Ninguém imaginou que a chegada de Bolsonaro ao poder seria tranquila. Além de toda a controvérsia que a precedeu, pontuada por uma tentativa de homicídio (lamentada por alguns pelo desfecho fracassado), havia (há) a presença, inédita, de filhos com mandato.
Família e poder costumam ser uma relação problemática; família de políticos, mais ainda. Em regra, quem tem mandato responde pelos problemas que cria (ou em que é envolvido) – exceto, claro, quando se trata de alguém cujo pai é presidente da República.
Tudo o que disser ou fizer, ainda que credenciado pelo voto popular, cai no colo do pai-presidente. E aí a encrenca fica maior do que é. Se o filho parlamentar nada diz, descumpre seu mandato; se diz, suas palavras passam a ser as do pai, ainda que delas divirja.
O governo Bolsonaro lida com essa encrenca, que, mesmo num contexto de normalidade, traria complicações. Num contexto em que padece de implacável má vontade da grande mídia e de inimigos invisíveis dentro da máquina administrativa, o desastre é inevitável.
Não há saída para isso. A saída seria não entrar. Como entrou, terá que aprender a lidar com o problema, que esta semana se agravou, mais uma vez, em função de uma situação que envolve seu filho, o senador eleito pelo Rio, Flávio Bolsonaro.
Foi a semana em que o governo cumpriu três compromissos de campanha: regulamentou a posse de armas, deu início à abertura da chamada caixa preta do BNDES e formalizou seu não reconhecimento à ditadura bolivariana de Nicolas Maduro, da Venezuela.
O que prevaleceu nas manchetes, no entanto, foi a acusação de que Flávio Bolsonaro teria pedido ao STF que interviesse para blindá-lo, via foro privilegiado, de uma investigação do Coaf, que envolve movimentação financeira suspeita de um ex-assessor seu, Fabrício Queiroz, na Assembleia Legislativa do Rio de Janeiro.
Flávio nega os termos em que a notícia foi veiculada. Sustenta que não pediu blindagem alguma, nem para ele, nem para Queiroz. Teria apenas denunciado uma irregularidade: a quebra de seu sigilo bancário, desde julho do ano passado, sem autorização judicial.
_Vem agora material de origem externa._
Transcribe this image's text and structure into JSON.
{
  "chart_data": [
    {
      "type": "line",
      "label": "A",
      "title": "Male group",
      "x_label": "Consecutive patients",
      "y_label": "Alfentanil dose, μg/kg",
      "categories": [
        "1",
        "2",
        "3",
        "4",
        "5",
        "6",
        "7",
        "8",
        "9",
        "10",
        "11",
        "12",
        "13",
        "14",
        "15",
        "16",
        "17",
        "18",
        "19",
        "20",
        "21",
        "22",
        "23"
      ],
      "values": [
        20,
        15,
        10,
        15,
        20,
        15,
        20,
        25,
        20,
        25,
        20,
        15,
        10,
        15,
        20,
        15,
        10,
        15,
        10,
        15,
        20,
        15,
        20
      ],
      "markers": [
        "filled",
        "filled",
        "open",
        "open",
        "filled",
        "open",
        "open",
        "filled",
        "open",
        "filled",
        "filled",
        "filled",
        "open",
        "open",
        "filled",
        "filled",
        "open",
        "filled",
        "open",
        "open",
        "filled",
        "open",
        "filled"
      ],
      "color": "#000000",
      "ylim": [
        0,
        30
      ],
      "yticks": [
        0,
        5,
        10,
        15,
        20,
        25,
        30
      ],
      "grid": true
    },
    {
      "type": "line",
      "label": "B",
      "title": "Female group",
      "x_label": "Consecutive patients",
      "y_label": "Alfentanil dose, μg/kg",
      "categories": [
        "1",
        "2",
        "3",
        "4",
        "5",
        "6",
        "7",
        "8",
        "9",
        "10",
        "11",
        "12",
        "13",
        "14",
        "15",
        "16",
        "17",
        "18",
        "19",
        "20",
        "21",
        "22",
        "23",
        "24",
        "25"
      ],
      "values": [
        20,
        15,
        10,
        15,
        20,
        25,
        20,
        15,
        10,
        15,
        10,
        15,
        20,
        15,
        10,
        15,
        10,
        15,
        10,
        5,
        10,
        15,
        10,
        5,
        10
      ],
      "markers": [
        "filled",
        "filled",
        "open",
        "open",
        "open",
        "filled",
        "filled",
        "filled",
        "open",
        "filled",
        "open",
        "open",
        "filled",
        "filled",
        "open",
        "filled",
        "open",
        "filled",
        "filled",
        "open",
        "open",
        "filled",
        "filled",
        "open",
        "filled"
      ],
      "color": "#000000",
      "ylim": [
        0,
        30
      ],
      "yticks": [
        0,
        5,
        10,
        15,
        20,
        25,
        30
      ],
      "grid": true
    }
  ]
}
Se assim é, trata-se de fato de ilegalidade. Mas, seja como for, o conteúdo da ilegalidade já circula, posto no ar ontem, no Jornal Nacional. Detalhes de sua movimentação bancária foram expostos, sem que lhe tenha sido dado o direito prévio de explicar-se.
Tudo o que disser, diante dos números, estará (já está) sob suspeita. Mas o alvo, óbvio, não é ele: é o pai.
O Coaf investigou movimentação financeira de assessores de 23 deputados estaduais do Rio, mas só quebrou o sigilo bancário de Flávio Bolsonaro – e só os dados dele chegaram à imprensa.
As maiores movimentações suspeitas são de assessores de parlamentares do PT e Psol. Mas, para além da necessária investigação – e ela deve ocorrer e enquadrar eventuais infratores, inclusive, se for o caso, o filho do presidente -, o que se quer é criar um imbróglio político para o novo governo.
Se ele for inocente, é questão para o futuro. No presente – e é isso que importa -, já está sentenciado e condenado. E o pai-presidente politicamente atingido.